Some people are proposing more aggressive marketing targeted directly at patients in order to “sell” clinical trials. How does that concept grab you? Frankly, it scares the living bezeesus out of me.

January 1, 2009

Oncology News International. Vol. 18 No. 1

Clinical trials benefit from aggressive patient outreach


Good public relations are part of any successful business, and cancer trials are no exception. Drs. Charles Weaver and Robin Zon discuss their tactics for recruiting patients in this alarming article.

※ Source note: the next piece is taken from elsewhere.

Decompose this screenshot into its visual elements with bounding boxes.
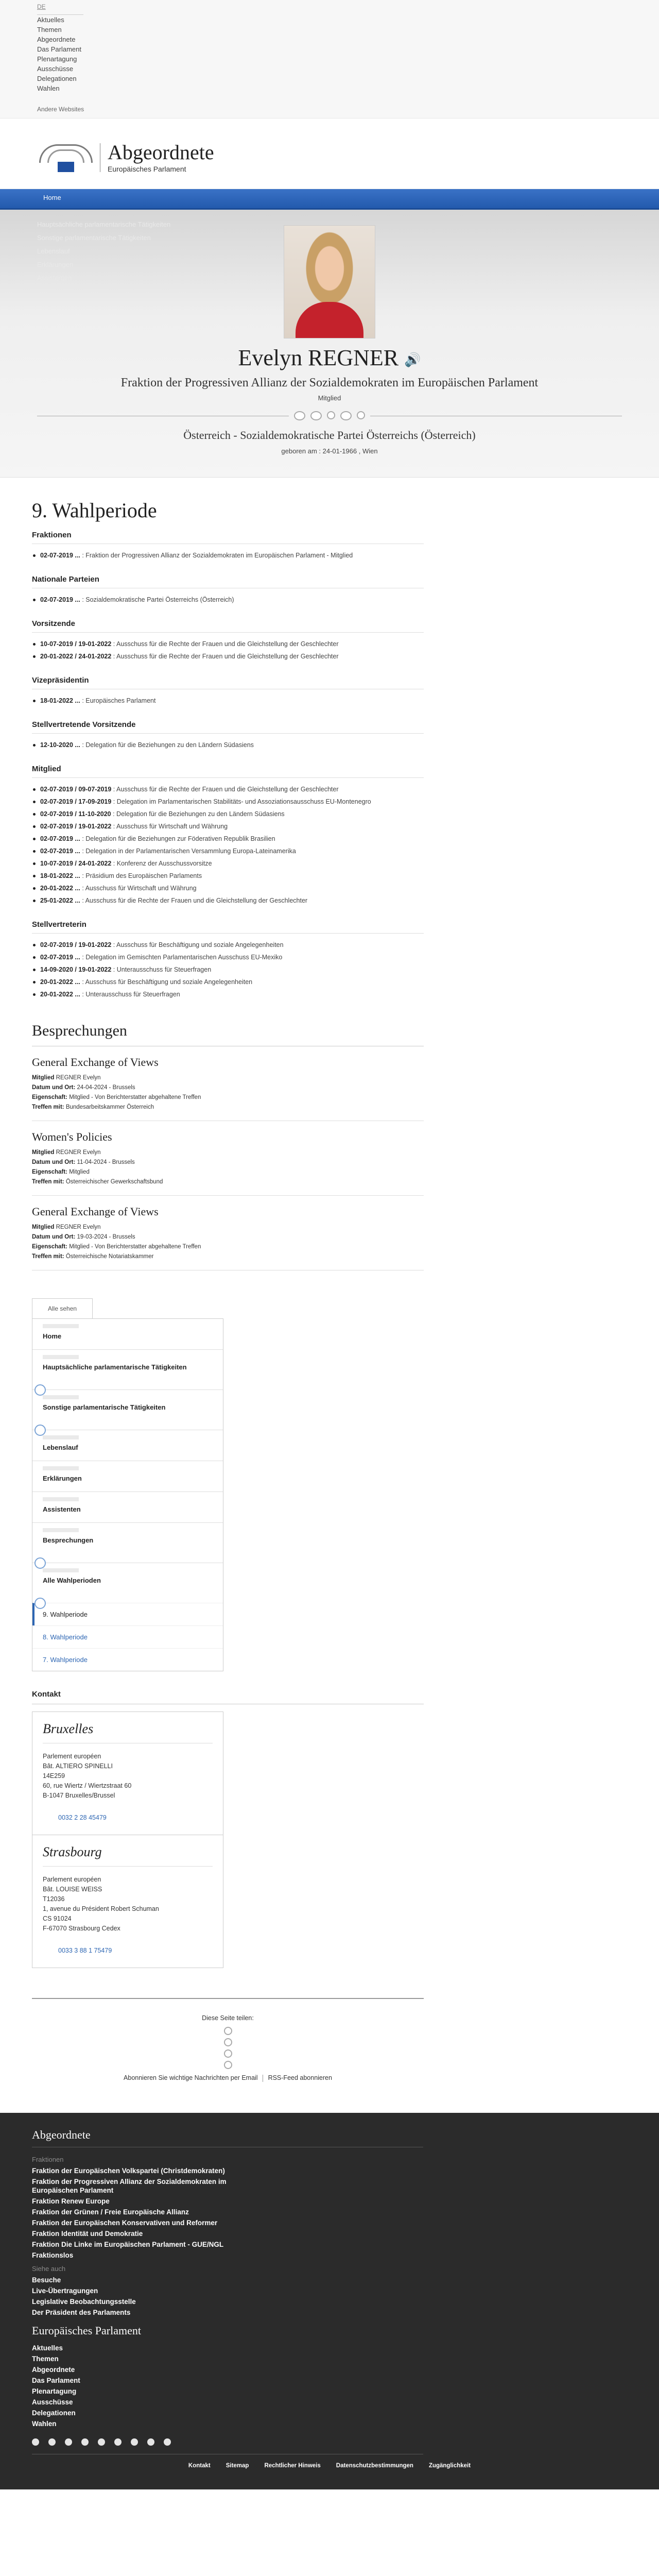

Living the ‘authentic life’

Not everyone gets a chance at redemption and salvation in their lives. If you are a patient who volunteers to participate in early stage clinical trials that may have no therapeutic benefit for you but might, just might, improve the lives of future generations of patients, in my eyes you have become a grown up and responsible version of a “Catcher in the Rye”.

If not you, then who?

If not now, when?

If not with your eyes wide open, why bother?